Тут Зотов прервал Морозова и озабоченно заговорил о своей главной на данный момент проблеме:
– Печально всё это с Янисом, но к нему мы вернёмся позже. Я про твой текст спрашиваю. Он то зачем на белом свете появился?
Морозов почесал живот, кончиками пальцев помассировал мочки ушей, погладил ладонями щёки и ответил:
– Это блесна с крючком. Я её забросил, чтобы выяснить, кто на крючок попадётся. А с пойманной рыбой выйти на важного покупателя. Дело в том, что примерно полгода тому назад я передал Янису свой рукописный текст. Во-первых, чтобы он его внимательно прочитал и отредактировал. Во-вторых, чтобы бы он прикинул, в какое серьёзное издательство можно обратиться для публикации. Тема кардинально новая. Она этически конфликтна, потому требует особого к ней отношения. Подчёркиваю, что текст был рукописный. Перьевой ручкой на бумаге. Я специально так сделал из-за поведения дронов над островом. Год тому назад я заметил, что квадракоптеры стали как бы следить за нами. Понаблюдал, поэкспериментировал с локацией и понял, что это неспроста. Видимо оборудование в них поменяли, и сегодня я оказался прав… Всё-таки вернёмся к нашему общему знакомому и моему верному другу Янису Викторовичу Дронову, к его скоропостижной смерти.
– Как всё произошло? – поинтересовался Зотов.
А произошло следующее и, со слов Маши, настораживающее. Вечером он был в кафе на встрече с коллегами, приехавшими из Абхазии. Друзья передали подарок от его старого знакомого – бутылочку домашней жёлтой чачи. Это напиток Янис с юности любил. Баловался им, как он со смехом нам говорил. Он приехал домой уже на взводе и захотел с Машей эту чачу выпить под её котлеты. Однако она отказалась. Они поругались, но он всё равно выпил большую рюмку чачи и лёг спать. Маша разозлилась и остатки чачи вылила в унитаз, а пустую бутылку унесла с мусором в контейнер на дворе. Ночью Янису стало плохо, вызвали скорую. Но так как от него пахло алкоголем, то ему сделали какой-то укол и уехали. Ему снова стало плохо через час. Повторно приехала скорая и забрала его с собой. Но по дороге в больницу он умер. Посмертный диагноз: «Инфаркт миокарда». Для меня в этой истории необычным компонентом стала домашняя чача. Янис знал свою дозу и рюмка крепкой чачи для его тяжеловесного организма что слону дробина. Значит что-то в ней было примешано. Но этого уже не доказать, да и никто этим заниматься не будет.

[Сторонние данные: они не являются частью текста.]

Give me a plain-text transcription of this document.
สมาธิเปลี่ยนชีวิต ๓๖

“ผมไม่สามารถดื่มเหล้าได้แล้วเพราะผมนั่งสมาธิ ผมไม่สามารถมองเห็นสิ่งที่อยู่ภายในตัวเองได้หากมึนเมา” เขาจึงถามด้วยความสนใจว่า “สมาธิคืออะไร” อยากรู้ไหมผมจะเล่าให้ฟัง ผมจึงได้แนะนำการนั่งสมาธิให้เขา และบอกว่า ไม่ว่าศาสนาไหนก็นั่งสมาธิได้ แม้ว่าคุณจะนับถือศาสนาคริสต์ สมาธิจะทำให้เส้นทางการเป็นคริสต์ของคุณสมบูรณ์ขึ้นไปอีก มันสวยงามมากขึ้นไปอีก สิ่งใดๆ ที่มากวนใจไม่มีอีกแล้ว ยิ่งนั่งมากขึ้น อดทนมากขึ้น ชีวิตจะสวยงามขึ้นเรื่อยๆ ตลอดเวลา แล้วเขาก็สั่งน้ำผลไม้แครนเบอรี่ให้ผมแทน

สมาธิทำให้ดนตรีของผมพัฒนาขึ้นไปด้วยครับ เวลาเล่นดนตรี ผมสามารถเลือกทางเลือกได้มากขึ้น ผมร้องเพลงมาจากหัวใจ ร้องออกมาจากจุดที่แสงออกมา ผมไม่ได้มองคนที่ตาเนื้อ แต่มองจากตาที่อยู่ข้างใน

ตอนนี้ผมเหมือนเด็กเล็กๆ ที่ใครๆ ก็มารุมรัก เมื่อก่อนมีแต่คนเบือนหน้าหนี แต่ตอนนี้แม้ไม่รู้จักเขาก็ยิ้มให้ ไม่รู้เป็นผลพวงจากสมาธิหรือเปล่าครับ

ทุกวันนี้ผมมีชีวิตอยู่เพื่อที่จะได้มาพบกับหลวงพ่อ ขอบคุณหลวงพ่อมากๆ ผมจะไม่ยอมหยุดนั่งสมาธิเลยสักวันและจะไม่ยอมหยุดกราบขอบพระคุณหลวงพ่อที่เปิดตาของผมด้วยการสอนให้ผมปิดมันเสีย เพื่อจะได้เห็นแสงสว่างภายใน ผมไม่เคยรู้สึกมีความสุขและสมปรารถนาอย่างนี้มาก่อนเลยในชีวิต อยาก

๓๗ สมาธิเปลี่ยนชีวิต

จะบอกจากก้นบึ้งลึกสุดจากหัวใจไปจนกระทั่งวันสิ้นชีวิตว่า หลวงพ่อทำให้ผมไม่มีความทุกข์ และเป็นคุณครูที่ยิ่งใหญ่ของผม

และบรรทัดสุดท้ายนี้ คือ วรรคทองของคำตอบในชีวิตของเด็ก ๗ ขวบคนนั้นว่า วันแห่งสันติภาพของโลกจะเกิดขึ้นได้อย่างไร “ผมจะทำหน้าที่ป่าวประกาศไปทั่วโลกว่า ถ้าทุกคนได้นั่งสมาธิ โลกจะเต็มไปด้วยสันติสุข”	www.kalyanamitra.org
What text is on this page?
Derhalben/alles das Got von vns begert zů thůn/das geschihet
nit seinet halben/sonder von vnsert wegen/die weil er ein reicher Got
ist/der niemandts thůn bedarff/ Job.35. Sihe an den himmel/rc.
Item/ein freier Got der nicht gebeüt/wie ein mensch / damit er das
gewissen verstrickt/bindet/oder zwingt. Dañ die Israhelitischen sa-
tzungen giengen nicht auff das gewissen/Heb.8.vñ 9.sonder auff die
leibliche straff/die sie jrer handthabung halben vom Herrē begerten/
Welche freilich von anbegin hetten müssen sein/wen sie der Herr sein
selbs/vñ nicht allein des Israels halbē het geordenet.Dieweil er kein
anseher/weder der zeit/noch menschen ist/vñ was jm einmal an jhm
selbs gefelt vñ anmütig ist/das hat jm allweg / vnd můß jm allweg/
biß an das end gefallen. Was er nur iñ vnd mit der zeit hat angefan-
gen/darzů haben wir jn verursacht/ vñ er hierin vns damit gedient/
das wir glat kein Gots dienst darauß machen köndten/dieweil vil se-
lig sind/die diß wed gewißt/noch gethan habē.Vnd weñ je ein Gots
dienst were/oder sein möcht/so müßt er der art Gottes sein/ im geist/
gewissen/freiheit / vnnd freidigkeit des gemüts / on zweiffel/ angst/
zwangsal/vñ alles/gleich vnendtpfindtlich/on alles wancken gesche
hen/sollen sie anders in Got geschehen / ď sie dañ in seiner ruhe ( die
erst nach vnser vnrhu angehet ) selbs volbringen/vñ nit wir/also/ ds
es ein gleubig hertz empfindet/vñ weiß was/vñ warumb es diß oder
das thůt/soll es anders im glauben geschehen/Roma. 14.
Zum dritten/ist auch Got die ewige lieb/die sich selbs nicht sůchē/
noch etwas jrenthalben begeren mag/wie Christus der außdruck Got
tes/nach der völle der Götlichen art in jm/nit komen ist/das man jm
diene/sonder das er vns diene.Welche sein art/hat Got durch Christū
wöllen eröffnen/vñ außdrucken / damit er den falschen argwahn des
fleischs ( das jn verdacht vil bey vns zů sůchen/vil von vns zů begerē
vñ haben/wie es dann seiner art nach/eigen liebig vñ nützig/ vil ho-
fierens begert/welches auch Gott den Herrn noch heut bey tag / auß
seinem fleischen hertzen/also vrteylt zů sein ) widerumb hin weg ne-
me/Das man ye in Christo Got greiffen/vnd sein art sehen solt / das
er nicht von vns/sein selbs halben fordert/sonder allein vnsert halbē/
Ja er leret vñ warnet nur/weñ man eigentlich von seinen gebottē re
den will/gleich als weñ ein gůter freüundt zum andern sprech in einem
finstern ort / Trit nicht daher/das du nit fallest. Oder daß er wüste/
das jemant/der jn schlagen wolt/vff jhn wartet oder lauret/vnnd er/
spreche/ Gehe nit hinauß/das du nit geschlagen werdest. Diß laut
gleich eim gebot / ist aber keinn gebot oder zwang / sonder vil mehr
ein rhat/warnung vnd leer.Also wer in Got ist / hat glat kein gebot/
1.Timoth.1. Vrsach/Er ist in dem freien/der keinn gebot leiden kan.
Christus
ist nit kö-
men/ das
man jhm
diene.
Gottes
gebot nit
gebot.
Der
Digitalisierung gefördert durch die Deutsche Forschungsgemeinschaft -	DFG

Когда я узнал про смерть Яниса и понял, что дело не совсем чистое, то обеспокоился судьбой своей статьи. По моей просьбе Маша просмотрела его стол, портфель и другие места, но статьи не было. Хотя он мне за неделю до смерти написал, что статью носит с собой и тезисно рекламирует её разным издателям. Мне ничего не оставалось делать, как пойти ва-банк. Я на своём рабочем компьютере позавчера набрал этот давно написанный мною текст, и петля обратной связи быстро замкнулась на тебе. Сама тема фашизма избитая, ничего нового в себе не несёт, но вот блесной оказалась знатной, крупную рыбу на крючок зацепила.
Как тебе поворот про бабочку-идею и блесну-крючок, а, уважаемый коллега-подводник, доктор технических наук, Олег Кириллович? Задумался? Вижу, вижу, что зацепило. Внимательно подумай, мы ведь оба оказались на большом крючке, а судьба-то наша прямая как стрела: либо живыми в море-океане плаваем, либо жарят нас как камбалу на сковородке без нашего согласия.
Морозов замолк, а Зотов встал и подошёл к окну, затем к другому окну и стал вглядываться в тёмное море. Видимо, не случайно говорят, что в самые критические моменты все главные события жизни проскакивают перед глазами словно кадры на киноленте. Герой разных событий, Олег вдруг зримо увидел галерею своих с Унгуриным друзей и подруг, участников и свидетелей их бурной и похотливой молодости. Где они сейчас? Увы, все они уже ушли в мир иной, исчезли из бытия по житейски разным причинам. Только он да Унгурин вдвоём остались. По сему выходит, что подоспела моя очередь сгинуть в пустоту незнаемого. Тогда сколько же мне осталось жить? Мерзостная тоска словно какой-то гадкой жидкостью заполнила его тело, Зотов затяжелел и чуть ли не рухнул в кресло. Захотелось просто выть, в голос выть.
Но Морозов вернул его в новую реальность:
– Олег, я ведь сознательно это сделал, чтобы попросить тебя о помощи.
– Какой помощи ты просишь после того, что произошло со мной в Москве и аукнулось здесь?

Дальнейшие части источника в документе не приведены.